A burguesia política entra em pânico, os burocratas tremem. Os painéis publicitários de grandes dimensões (os tais “outdoors”) dos candidatos “sérios”, com slogans como “Portugal Forte” ou “Futuro Seguro”, contrastam (e de que maneira) com os desenhos coloridos que as crianças colam nas paragens de autocarro, “Tia Felicidade, a Presidente”. Felicidade propõe-se organizar assembleias de bairro e de freguesia, onde todos os cidadãos terão voz, desde o pescador reformado até à adolescente que quer salvar o planeta, em vez dos costumeiros “debates”, mais ou menos idiotas.

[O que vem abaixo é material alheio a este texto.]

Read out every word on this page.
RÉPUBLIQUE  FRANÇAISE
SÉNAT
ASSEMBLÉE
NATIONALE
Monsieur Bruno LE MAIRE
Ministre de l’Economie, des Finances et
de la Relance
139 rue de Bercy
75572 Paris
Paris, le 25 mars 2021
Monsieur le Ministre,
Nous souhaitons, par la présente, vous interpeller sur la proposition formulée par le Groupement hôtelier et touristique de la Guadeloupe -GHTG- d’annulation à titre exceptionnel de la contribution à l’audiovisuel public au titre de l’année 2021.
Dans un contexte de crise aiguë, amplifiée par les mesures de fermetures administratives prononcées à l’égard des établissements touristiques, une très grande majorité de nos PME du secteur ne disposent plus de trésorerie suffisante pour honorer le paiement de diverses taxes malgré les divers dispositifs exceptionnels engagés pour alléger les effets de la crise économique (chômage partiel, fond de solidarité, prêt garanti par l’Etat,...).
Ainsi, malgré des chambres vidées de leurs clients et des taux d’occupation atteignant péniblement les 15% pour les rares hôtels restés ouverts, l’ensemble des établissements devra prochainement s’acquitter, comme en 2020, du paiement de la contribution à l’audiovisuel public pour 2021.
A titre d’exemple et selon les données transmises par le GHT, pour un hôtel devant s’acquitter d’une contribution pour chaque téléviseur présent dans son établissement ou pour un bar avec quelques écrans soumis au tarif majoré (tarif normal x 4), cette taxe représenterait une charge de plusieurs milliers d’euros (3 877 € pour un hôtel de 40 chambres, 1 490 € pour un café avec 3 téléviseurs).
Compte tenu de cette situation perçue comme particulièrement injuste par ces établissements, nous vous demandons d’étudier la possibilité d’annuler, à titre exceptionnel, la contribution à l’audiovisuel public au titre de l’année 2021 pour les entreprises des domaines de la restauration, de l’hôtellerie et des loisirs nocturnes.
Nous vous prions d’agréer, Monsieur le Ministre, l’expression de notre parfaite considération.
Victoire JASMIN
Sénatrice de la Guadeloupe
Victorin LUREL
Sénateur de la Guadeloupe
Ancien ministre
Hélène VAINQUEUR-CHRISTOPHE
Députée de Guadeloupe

“A democracia burguesa, com as suas regras rígidas e jogos de poder, nunca mais será a mesma”, diz Felicidade, quiçá sem perceber que, ao dizer isto, está a destruir com as palavras o edifício do Poder. O tempo passa a ter uma outra dimensão, o da relatividade do discurso, que ora se desconstrói e inunda a mente conspurcada das pessoas, há tanto tempo dominada e estupidificada. Diz ela, ingenuamente, que dessa forma, “os cidadãos, inspirados, começam a exigir mais transparência, mais justiça, mais humanidade”.
Com o discurso de apresentação, FELICIDADE acredita na VITÓRIA, nos DIAS que correm no caminho para Belém, um palácio que pretende transformar em casa comum.
Entretanto, nas escolas, as crianças continuam a escrever redacções.